The late evening shows began with designer Zara Shahjahan who showcased a new diverse range of bridals. “A Folk Tale” was an amalgamation of dramatic colors, oriental prints with heavy eastern embellishments and marked a significant departure from Zara Shahjahan’s past collections. The collection featured 25 innovative designs set in a rich color palette of Indus inspired shades featuring saffron, black, red, fuchsia, pink and more. One observed a diverse range of luxe fabrics including raw silk, cotton net, tulle and jamawar embellished with rich traditional handiwork featuring naqshi, dabka, sitara, pearls, French knots, colored resham and mukesh. In addition to womenswear, the collection also featured 5 accompanying menswear pieces.

 

 

 

 

 

Ammara Khan
The next designer label to follow was Couture House ‘Ammara Khan’ who made their runway debut with a collection titled “The Winter Palace: A Celebration of the Russian Tsarina”. The collection, inspired by the luxurious and opulent lifestyles of the Russian Royalty, comprised of structured jackets, tapered long trousers, floor-sweeping gowns, voluminous skirts, A-line flowing tunics and classic saris.

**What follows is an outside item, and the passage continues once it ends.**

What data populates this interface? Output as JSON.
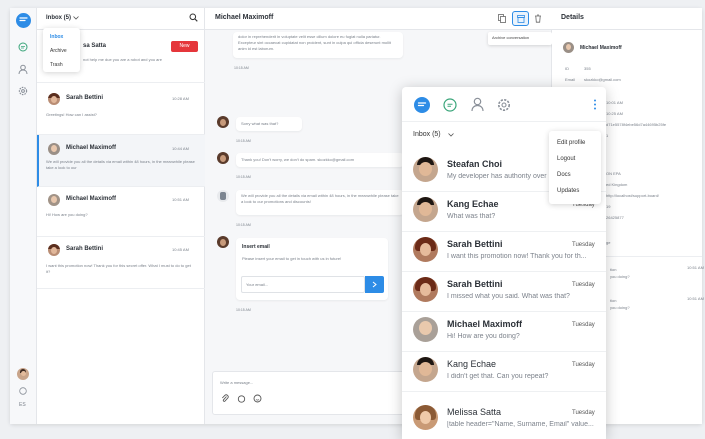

The materials used included silk brocades, French laces, net, velvet and organza. Ammara Khan had employed exquisite age-old techniques of embroidery using silver and gold thread with meticulous craftsmanship, embellished with crystals, semi-precious stones and lustrous pearls. The color palette was inspired by the festive colors of the historic Winter Palace and the gowns and uniforms of The Tsars and Tsarinas, featuring hues such as rich gold, silvers, soft pastels, amber, taupe, Prussian blues, coral and ivory.

 

 

 

 

 

Ali Xeeshan Theater Studio

The finale of Day 2 was presented by the Ali Xeeshan Theater Studio who showcased a bridal collection of men’s wear and womenswear pieces titled “Baghawat”. The collection was inspired by a mix of the Ancient Roman civilization, warriors and the idea of defiance, which stemmed from the designer’s ambition to rebel against perceived ideas about beauty, elegance, propriety and most importantly, against the designer himself as an individual. One observed lush fabrics such as customized Shinghai, French velvet, French raw silk and jacquard in floor length jackets with high necks and beautifully tailored two piece sleeves, mid-calf length body-conturing dresses and corsets made with French patrons and boning, which provided structure and held the garment to the body. The ensembles were embellished in a vast array of motifs reminiscent of the Ancient Roman culture and were based in a vibrant spectrum of shades and hues that depicted passion and rebellion.